I have a class test, when a rest api implemented using springboot with post request gets triggered input json looks like

{
    "id": "1",
    "status": "Cancelled",
    "alertCount": 10
    }

at my model class i need to add restriction to prevent status to be one of the below values "Successfull", "Cancelled", "In Progress", "On Hold"

How can i achieve this.

CodePudding user response:

@Pattern(regexp = "^(Successfull)|(Cancelled)|(In Progress)|(On Hold)$" 
private String status;

DON'T FORGET TO USE @Valid AT CONTROLLER

CodePudding user response:

Add Dependency

<dependency>
    <groupId>org.springframework.boot</groupId>
    <artifactId>spring-boot-starter-validation</artifactId>
</dependency>

then add @Valid to your Request Handler Method parameter

@PostMapping("/test/")
ResponseEntity<String> addTest(@Valid @RequestBody Test test) {
    return ResponseEntity.ok();
}

and add bean-validation annotations to your Json Object, for exmaple:

public class Test{
    @NotNull
    private String id;
    @NotNull
    @Pattern(regexp="(Successfull)|(Cancelled)|(In Progress)|(On Hold)")
    private String status;
    @NotNull
    private Integer alertsCount
    }

Some other example: https://stackoverflow.com/a/9994590/280244 that also contains the handling of validation errors, via BindingResult

BTW: An other idea is to use an Enum instead of an String (that causes other Exception when the string does not match!) but then the whitespace must been replaced)

CodePudding user response:

Since status field has to have value from predefined set of constants, it would be better to provide an enum containing all available status strings.

public class TestModel{

    private String id;
    private StatusEnum status;
    private Integer alertsCount;

}

public enum StatusEnum {

    SUCCESSFUL("Successful"),
    CANCELLED("Cancelled"),
    IN_PROGRESS("In progress"),
    ON_HOLD("On hold");
    
    private String statusTag;

    StatusEnum(String status){
        this.statusTag = status;
    }

}

Enums are designed for exactly such situations, according to Java documentation (https://docs.oracle.com/javase/tutorial/java/javaOO/enum.html):

An enum type is a special data type that enables for a variable to be a set of predefined constants.
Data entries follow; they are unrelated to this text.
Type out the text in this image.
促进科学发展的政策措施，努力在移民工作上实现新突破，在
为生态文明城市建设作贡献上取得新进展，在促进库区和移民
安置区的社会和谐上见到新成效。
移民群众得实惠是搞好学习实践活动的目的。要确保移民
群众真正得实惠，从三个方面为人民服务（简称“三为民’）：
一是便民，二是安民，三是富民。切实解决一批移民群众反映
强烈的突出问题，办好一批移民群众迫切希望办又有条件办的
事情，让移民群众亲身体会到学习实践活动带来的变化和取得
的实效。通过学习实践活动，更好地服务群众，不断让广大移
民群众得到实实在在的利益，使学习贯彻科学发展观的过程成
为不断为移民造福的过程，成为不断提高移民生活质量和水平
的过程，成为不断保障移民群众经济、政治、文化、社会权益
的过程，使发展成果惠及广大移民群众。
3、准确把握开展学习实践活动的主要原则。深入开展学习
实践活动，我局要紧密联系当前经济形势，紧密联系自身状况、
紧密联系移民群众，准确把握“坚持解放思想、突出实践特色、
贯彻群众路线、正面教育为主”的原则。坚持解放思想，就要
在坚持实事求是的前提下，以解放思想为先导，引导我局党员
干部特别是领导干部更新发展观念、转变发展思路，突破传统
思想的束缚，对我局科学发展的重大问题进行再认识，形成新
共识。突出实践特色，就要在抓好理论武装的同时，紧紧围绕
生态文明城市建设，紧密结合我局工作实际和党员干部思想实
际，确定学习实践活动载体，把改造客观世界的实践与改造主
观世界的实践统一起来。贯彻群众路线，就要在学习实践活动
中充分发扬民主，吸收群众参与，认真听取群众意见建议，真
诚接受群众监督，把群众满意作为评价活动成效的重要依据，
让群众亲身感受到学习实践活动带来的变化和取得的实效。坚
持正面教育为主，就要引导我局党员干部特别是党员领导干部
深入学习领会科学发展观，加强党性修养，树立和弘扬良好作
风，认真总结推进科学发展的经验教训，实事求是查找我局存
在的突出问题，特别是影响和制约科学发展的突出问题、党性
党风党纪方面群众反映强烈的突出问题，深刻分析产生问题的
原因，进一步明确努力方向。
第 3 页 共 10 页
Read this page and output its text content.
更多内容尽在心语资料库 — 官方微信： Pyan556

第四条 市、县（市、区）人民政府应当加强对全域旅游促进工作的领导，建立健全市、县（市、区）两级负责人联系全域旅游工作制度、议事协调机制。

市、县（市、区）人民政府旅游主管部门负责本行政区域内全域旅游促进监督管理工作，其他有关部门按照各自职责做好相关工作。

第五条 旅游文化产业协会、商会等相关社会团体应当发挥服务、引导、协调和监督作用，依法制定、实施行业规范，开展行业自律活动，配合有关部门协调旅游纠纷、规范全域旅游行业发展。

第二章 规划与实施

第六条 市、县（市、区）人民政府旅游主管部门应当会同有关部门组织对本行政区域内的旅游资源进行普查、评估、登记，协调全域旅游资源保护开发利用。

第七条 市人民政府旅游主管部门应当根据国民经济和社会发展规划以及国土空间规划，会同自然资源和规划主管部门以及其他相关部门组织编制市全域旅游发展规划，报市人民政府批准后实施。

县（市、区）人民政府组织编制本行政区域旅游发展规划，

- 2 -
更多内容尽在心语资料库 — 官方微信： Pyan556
The variable must be equal to one of the values that have been predefined for it. Common examples include compass directions (values of NORTH, SOUTH, EAST, and WEST) and the days of the week.

CodePudding user response:

What about using Enums? This decision is clean and simple.

public class test{
    private String id;
    private STATUS status;
    private Integer alertsCount
}

public enum STATUS {
    public Successfull;
    public Cancelled;
    public InProgress;
    public OnHold
}

Write your custom ConstraintValidator.